Son yıllarda denetimsiz silahlanmanın ürkütücü boyutlara ulaştığını hepimiz gözlüyoruz. Eğlence, kutlama vb. gibi olaylar yanında, her vesile ile bilinçsizce silah kullanma yüzünden onlarca kişinin yaralandığını, hayatını kaybettiğini Türk basınının manşetlerinden her gün okumaktayız ve hayatını kaybedenler hep masum insanlar.

Duyguyu ifade etmenin yolu şiddet ve silah değildir. Tam tersine şiddet ve silah ifade eksikliğidir. Yurdumuzda bireysel silah bulundurma, dolayısıyla kullanma hızla arttı. Silah kullanma şiddetin en uç noktası. Şiddet ve silah kullanmaya aşırı eğilim ise kendini ifade yetersizliği, aşırı güvensizlik, kişilik bozukluğuna varan psikolojik sorunlardan kaynaklanabiliyor. Bu nedenle şiddet ve silah kullanma bir toplum sağlığı sorunudur. Sadece silah kullanma değil, silah bulundurmanın da sağlığa zararlı olduğunu biliyoruz.

Silah, her koşulda aileye acı ve keder veriyor. Sorumsuz ellerdeki silahlar sonucu gelen bu umut kırıcı olaylar hepimizin güveninin sarsılmasına da neden oluyor. İnsanimizin insana değer vermemesi, eğitim eksikliği, kurumlarımızın sorunları tam olarak dile getiremeyişi kontrolsüz ve bilinçsiz bir ortam oluşturmakta, insanlarımız eğitim eksikliği ve psikolojik sorunlarla dejenere toplum haline gelmekte ve bizleri de büyük sorun ve karmaşayla karsı karsıya bırakmaktadır.

Fiziksel güç Tanrı vergisidir, hem bireyler için hem de türler için bu böyle. Güç, alet kullanılarak arttırılır. Türler açısından alındığında akil da Tanrı vergisidir. Alet kullanmak ve alet geliştirmek akil ister. Bu nedenle insana özgüdür. Diğer varlıklar alet geliştiremez. Silah da insanoğlunun geliştirdiği bir alettir ve saldırı gücünü arttırır. Savunma amacıyla da kullanılsa silah, bir şiddet aracıdır.

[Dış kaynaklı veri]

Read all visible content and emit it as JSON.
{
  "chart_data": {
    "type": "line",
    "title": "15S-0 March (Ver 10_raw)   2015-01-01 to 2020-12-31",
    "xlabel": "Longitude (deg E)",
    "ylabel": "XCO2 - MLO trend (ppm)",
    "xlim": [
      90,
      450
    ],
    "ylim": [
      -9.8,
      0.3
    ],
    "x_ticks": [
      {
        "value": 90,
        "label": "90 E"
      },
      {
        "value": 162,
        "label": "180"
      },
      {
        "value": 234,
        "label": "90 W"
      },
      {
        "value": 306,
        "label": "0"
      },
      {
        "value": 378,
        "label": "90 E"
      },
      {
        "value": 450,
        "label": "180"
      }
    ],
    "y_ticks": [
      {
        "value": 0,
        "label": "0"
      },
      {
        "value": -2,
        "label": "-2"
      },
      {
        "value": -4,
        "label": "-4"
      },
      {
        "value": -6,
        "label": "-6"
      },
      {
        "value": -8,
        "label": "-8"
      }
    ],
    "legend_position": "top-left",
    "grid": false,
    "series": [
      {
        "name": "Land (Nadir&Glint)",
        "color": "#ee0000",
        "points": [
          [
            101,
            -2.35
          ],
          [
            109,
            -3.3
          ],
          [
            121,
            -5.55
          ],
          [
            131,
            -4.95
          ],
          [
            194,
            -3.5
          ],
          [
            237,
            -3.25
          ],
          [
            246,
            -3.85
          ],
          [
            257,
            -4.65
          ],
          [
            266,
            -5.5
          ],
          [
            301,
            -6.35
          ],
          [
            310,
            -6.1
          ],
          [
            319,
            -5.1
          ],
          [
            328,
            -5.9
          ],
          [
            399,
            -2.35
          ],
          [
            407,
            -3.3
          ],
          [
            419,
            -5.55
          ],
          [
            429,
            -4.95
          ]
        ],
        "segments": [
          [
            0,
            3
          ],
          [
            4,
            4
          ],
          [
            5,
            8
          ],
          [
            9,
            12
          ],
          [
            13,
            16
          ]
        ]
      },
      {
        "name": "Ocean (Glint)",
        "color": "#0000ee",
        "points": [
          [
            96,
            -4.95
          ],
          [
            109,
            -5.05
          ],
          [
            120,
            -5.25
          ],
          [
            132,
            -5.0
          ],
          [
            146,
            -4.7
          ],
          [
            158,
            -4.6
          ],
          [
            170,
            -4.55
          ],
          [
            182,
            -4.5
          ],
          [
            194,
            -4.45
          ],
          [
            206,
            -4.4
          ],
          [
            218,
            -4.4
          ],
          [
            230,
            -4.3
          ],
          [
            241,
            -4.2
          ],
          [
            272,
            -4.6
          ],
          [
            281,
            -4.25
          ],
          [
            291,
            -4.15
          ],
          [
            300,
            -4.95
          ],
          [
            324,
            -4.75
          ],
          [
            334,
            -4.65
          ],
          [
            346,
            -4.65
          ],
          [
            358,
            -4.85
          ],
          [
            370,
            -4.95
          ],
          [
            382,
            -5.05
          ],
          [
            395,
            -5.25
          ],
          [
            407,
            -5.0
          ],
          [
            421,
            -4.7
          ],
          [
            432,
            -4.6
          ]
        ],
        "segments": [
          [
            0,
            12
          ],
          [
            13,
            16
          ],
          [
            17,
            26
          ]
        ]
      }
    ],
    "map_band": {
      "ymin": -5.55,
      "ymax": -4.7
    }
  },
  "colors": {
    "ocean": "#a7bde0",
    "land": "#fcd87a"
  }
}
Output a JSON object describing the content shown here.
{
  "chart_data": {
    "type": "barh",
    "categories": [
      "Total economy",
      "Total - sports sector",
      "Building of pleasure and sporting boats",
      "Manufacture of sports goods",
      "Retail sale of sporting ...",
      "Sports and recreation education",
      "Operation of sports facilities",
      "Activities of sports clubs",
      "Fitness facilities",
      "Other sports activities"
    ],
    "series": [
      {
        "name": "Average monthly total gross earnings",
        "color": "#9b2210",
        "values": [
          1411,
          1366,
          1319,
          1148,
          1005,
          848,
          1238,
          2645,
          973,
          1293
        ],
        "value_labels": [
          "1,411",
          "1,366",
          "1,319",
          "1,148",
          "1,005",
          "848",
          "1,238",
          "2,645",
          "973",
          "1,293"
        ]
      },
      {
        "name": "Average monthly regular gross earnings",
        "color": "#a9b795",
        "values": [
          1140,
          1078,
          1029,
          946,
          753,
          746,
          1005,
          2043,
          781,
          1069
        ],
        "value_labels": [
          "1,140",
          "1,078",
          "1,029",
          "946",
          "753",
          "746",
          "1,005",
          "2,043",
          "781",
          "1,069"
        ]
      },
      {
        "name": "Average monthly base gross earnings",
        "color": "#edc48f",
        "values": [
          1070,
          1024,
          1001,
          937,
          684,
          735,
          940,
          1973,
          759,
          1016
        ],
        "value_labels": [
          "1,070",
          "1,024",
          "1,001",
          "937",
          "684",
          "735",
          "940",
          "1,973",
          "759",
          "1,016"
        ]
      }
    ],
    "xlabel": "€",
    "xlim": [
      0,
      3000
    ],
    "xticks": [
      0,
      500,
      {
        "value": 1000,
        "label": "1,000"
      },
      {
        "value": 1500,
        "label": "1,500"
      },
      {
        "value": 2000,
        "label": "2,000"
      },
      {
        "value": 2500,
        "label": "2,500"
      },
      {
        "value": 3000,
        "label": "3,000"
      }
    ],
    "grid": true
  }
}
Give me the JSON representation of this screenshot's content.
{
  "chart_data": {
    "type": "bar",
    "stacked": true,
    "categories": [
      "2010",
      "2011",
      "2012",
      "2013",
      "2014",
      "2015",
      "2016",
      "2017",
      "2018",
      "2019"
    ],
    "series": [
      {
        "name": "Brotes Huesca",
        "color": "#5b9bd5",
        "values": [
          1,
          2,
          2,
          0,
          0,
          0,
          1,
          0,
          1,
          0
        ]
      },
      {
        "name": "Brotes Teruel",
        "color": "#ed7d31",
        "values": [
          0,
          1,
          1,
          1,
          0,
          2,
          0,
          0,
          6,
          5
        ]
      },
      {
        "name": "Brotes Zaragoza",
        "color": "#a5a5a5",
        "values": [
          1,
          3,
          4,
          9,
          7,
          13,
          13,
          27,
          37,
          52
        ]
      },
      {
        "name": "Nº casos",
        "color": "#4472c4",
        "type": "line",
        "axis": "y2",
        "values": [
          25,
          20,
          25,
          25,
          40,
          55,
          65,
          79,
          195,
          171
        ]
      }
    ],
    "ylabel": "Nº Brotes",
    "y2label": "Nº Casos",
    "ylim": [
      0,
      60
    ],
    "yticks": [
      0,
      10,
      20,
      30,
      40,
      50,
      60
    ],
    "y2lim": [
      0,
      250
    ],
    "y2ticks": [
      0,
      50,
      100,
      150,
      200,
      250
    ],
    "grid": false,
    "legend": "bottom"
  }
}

Şiddet Tanrı vergisi değildir. Öğrenilir, koşullar uygun olduğunda da ortaya çıkar. Toplum her birimize kime karsı ve hangi koşullar altında şiddet kullanabileceğimizi öğretir. Bunun töresini, yasasını saptar. Silah gibi şiddet kullanmak da öğrenilmiş bir davranıştır. Silah şiddete yatkın kişilerin uygun koşullarda kullanılması için geliştirilmiş bir alettir. Su halde silahın meşrulaştırılması şiddetin de meşrulaştırılmasıdır. Silah bulundurma ve taşıma ruhsatları bu meşrulaştırmanın yasal kanıtıdır.

Denebilir ki: “Silah, şiddete karsı savunma aracı olarak kullanılmaktadır. Bu nedenle şiddete yatkın olmayan kişiler silah bulundurabilirler.” Toplumsal koşullarımız. göz önüne alındığında bu makul bir görüş olabilir. Öyleyse silah ruhsatı bu tür kişilere verilmelidir. Silah ruhsatı talep eden kişilerin aynen sürücü ehliyetinde olduğu gibi belirli bir süre eğitim almaya zorunlu kılınması ve barışçıl yapısı uzmanlar tarafından saptandıktan sonra silah ruhsatı verilmesi gerekir. Yasa koyucudan birinci istemimiz budur. İkinci istemimiz ise ruhsatsız silah bulundurmayı caydıracak çok etkili önlemlerin alınmasıdır.